# Going rate for R&Q?



## cmdj1982 (14 Jan 2016)

Just wondering if anyone currently in or recently graduated) from ROTP has any idea the current deduction off of pay for R&Q during the stay at RMC? I have searched high and low and gotten some old figures here, but can't find any indication past posts from 2013...


----------



## mariomike (14 Jan 2016)

cmdj1982 said:
			
		

> Just wondering if anyone currently in or recently graduated) from ROTP has any idea the current deduction off of pay for R&Q during the stay at RMC?



See also,

The Rations and Quarters Merged Thread  


			
				cmdj1982 said:
			
		

> Just wondering if anyone currently in (or recently graduated) from ROTP has any idea of the current deduction off of pay for R&Q during their stay at RMC?


----------



## George Wallace (14 Jan 2016)

cmdj1982 said:
			
		

> Just wondering if anyone currently in or recently graduated) from ROTP has any idea the current deduction off of pay for R&Q during the stay at RMC? I have searched high and low and gotten some old figures here, but can't find any indication past posts from 2013...
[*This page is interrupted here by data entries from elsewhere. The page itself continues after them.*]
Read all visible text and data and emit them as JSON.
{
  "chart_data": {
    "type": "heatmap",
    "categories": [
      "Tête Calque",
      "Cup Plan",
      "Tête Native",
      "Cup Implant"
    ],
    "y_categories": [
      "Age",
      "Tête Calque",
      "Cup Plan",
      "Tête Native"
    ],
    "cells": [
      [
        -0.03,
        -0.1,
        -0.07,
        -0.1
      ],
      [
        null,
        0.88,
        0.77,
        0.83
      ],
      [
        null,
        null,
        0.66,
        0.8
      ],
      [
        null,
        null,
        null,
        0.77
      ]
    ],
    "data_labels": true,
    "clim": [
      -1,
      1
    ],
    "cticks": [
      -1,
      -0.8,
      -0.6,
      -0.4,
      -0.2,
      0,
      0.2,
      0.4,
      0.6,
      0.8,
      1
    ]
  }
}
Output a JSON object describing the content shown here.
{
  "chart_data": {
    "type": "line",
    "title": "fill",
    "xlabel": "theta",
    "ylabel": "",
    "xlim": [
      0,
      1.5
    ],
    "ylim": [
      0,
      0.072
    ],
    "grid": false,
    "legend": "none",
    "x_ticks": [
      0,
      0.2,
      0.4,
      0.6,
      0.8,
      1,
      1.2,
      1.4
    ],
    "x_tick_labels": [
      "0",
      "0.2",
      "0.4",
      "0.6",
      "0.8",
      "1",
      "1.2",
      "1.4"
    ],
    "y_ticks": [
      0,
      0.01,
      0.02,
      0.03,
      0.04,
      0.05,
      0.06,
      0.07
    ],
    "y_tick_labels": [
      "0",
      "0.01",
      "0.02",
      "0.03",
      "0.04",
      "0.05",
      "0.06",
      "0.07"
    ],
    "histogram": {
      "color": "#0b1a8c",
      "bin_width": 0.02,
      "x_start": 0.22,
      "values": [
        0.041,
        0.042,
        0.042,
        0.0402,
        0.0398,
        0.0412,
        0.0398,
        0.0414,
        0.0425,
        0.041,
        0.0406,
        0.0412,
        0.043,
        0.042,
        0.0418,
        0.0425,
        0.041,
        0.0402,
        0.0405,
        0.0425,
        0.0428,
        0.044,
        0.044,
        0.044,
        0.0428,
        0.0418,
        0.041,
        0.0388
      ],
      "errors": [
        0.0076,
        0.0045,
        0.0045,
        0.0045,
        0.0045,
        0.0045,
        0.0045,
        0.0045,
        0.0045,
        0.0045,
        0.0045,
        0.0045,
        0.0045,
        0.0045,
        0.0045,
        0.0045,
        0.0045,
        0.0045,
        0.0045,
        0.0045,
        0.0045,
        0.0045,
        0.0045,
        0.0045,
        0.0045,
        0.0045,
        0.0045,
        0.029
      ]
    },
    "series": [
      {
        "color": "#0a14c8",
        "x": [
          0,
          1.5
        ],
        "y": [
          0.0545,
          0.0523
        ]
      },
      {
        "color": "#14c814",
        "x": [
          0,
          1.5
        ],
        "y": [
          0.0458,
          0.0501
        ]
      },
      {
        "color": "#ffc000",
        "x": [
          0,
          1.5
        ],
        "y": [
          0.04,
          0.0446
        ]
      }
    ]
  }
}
As you are posting from a DWAN computer, can you not just turn around and ask your RMS staff for the latest figures?


----------



## MJP (14 Jan 2016)

George Wallace said:
			
		

> As you are posting from a DWAN computer, can you not just turn around and ask your RMS staff for the latest figures?



I didn't realize every building with a DWAN computer had a clerk that was up to date with the quarters costs for RMC. Must be a specialty course..... :not-again:


----------



## durhamcadet1 (26 Jan 2016)

cmdj1982 said:
			
		

> any idea the current deduction off of pay for R&Q during the stay at RMC



cmdj1982, It's about the same as you had seen in previous posts. About 750/month, leaving you about 500/month for personal use.


----------